Only occasionally uncrossed to go through girl checklist, she is careful not to over-expose fleshy forearms. In their conversations with her, her six male comrades mostly keep theirs around beer glasses, or else also folded. Fingernail dirt. There is none. She avoids beer. Too much history. She sticks to water and coffee, listens, nods and keeps an eye open for available girl. A heron on an arid river bed, her gaze stalks the tables covertly, constantly, casually. It hasn’t rained for five years. She is tired of the charade. She is sick of the waiting.
“No fish today, Ms Ex-Dope Fiend!” As she misconstrues the paper bubble above her head for another special offer banner, she eyes up a pair of rigidly-bobbed, silver blondes - too poor, too plain to be cougars, but plenty animated by the cheap coffee and perfume.
Beer, bladders, messenger groups all exert their pull factor away from the breakfast table. She slowly notices jerks and movements. The team is breaking up piece meal, organically. She lets go her arm fold and dusts down her elbows.
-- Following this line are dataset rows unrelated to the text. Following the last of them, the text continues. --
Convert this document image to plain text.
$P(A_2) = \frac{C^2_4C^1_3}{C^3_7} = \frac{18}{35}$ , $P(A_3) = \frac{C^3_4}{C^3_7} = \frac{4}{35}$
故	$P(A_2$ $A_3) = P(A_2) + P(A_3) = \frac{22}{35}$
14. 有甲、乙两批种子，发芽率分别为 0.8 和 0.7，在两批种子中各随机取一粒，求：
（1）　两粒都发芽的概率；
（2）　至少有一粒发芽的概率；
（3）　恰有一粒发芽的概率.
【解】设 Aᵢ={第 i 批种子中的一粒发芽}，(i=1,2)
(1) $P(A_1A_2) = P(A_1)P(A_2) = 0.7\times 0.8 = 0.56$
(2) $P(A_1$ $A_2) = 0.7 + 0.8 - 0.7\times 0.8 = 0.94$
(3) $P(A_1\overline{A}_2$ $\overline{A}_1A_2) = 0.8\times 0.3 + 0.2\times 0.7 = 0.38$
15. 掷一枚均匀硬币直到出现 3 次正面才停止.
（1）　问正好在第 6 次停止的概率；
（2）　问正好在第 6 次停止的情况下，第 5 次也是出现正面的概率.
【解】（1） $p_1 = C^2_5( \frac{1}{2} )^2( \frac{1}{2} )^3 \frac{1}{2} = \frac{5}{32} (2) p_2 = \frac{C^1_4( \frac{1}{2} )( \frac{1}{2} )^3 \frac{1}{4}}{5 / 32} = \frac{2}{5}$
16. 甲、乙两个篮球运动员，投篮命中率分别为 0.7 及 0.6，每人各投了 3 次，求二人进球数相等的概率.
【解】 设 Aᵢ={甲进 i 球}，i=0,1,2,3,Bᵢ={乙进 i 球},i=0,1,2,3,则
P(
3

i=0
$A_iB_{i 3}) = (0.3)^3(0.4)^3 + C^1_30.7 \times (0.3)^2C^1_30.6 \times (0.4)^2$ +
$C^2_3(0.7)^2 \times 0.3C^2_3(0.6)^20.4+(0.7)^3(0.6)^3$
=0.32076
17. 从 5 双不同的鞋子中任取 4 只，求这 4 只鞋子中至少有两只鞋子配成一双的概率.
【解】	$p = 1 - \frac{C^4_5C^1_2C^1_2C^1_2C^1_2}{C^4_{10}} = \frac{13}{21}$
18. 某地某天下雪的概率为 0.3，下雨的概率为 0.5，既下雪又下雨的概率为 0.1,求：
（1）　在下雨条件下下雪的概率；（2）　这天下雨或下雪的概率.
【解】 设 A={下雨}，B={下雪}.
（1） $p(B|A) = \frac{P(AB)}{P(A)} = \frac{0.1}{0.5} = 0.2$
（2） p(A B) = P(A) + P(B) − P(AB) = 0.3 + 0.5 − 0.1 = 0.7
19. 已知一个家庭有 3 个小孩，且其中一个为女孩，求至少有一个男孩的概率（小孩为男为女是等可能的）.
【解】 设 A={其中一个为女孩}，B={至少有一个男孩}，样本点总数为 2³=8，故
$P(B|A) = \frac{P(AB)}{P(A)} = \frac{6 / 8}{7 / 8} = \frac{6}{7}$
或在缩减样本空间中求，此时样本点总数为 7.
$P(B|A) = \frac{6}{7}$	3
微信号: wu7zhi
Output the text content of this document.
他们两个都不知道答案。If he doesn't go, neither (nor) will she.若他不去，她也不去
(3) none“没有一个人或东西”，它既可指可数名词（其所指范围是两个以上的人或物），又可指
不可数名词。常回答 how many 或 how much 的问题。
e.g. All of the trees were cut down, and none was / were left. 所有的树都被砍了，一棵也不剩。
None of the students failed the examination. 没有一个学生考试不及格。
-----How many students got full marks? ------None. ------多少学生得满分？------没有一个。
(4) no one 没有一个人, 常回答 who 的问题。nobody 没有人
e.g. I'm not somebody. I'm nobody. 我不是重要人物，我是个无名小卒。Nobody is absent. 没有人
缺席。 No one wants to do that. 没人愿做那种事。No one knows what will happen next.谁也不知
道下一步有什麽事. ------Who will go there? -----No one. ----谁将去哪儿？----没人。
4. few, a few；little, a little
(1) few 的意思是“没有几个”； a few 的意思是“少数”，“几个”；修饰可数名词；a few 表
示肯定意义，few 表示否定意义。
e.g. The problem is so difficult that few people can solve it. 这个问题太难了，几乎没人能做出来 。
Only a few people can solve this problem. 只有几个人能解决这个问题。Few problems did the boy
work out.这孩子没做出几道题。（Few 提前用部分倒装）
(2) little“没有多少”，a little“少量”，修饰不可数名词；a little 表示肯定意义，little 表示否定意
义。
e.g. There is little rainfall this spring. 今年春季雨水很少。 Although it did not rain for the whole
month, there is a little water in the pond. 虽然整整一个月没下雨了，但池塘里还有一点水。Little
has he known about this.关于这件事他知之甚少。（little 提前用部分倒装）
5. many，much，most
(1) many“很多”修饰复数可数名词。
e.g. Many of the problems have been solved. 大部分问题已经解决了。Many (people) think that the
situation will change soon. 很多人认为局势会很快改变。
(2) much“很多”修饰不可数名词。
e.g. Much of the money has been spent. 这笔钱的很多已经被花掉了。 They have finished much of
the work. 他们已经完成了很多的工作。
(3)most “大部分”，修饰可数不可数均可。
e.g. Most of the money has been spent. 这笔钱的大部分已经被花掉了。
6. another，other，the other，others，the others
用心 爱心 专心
It is time to return to type.
A line of dialogue emerges from her table companion’s mouth a half-second before the words. This isn’t the first time. Dude, this has got to be a Special K wormhole. Dino Tee’s grimace is so fixed she cannot believe it is going to ever change.
Finally, when internal monologue escapes from her temples and forms a thought bubble above her head, discomposure strikes. Low blood pressure. She whites out, flops forward and unfolds onto the floor of the pub.
In rapid well-drilled moves, two of her colleagues roll her up and take her back to base.